Atlanta is one of the biggest markets in baseball. Metro Atlanta is number 9 in the Country at 5.5M people. Metro Chicago is number three at 9.5M. NY and LA are 1,2 respectively. Chicago, NY and LA ALL have at least two teams vying for the population within their market. Take into consideration that Atlanta is more of a regional team because of geographies (no other teams in any metro markets within 100's of miles - Birmingham, Charlotte, Columbia, even much of Florida) and because of the marketing by the old TBS superstation and Atlanta IS A LARGE MARKET CLUB. Just because ownership chooses not to treat it as a large market club doesn't mean that it is not.

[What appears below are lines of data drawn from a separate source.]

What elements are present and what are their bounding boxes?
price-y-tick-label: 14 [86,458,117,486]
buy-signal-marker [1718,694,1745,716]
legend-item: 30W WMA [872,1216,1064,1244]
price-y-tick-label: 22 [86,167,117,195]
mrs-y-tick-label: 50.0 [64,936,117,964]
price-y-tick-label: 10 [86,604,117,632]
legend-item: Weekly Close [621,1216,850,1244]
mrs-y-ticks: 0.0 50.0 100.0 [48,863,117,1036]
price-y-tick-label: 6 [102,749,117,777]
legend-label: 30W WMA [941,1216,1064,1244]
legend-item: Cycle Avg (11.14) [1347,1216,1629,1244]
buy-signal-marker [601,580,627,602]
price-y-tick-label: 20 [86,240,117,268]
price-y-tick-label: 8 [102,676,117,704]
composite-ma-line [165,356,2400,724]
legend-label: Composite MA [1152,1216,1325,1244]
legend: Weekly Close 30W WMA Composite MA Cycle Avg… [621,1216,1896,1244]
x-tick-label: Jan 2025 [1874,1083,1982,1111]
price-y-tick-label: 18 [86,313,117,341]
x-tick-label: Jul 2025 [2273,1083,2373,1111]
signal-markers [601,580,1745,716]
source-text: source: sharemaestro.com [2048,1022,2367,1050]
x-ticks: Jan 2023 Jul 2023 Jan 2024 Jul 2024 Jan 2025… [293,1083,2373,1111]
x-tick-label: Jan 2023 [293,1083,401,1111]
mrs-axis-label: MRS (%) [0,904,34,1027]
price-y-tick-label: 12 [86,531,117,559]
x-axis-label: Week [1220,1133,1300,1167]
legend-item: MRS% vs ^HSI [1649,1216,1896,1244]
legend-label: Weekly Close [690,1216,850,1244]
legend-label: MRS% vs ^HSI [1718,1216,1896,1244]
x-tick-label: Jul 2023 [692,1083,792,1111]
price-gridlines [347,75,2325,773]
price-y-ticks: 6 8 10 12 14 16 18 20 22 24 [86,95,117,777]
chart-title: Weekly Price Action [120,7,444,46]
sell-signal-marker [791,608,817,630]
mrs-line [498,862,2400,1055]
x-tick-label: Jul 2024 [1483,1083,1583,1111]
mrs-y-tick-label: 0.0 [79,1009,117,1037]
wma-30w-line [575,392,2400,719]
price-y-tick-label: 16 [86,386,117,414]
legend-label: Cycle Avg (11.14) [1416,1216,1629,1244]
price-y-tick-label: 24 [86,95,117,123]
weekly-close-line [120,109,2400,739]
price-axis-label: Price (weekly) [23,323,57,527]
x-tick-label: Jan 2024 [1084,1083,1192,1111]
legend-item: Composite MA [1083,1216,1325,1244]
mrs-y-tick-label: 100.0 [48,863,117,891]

Ever since Ted Turner sold to AOL, the team has been run by corporate interests who have no real interest in winning baseball. Their interest is in maximizing profit in whatever form is most beneficial (cheap programming, tax write-offs, cold hard cash, whatever). When Turner was owner, the Braves spent as a large market club and went out and vied for the best talent regardless of cost. And they still made money.
Braves fans talk like the club is some kind of supplicant who can't ever compete because "the big boys" buy up the best players. Well newsflash: The Braves are a 6'7" 350lb monster with 5.0 speed and a bench of 600, but CHOOSE to stay on the cheer leading squad.
Installing sports communism isn't going to change that.
I would like every one to think about something for a second: Do leagues with salary caps not still get dominated (over time) by the same teams over and over? Look at the NFL, the usual suspects are there every year. Sure, the have not's rise and fall. But isn't that happening in Baseball now? When was the last time the Yankees won a WS? Who was in the WS last year?
All a salary cap does is ensures a minimum level of profitability for owners of all clubs. That's it.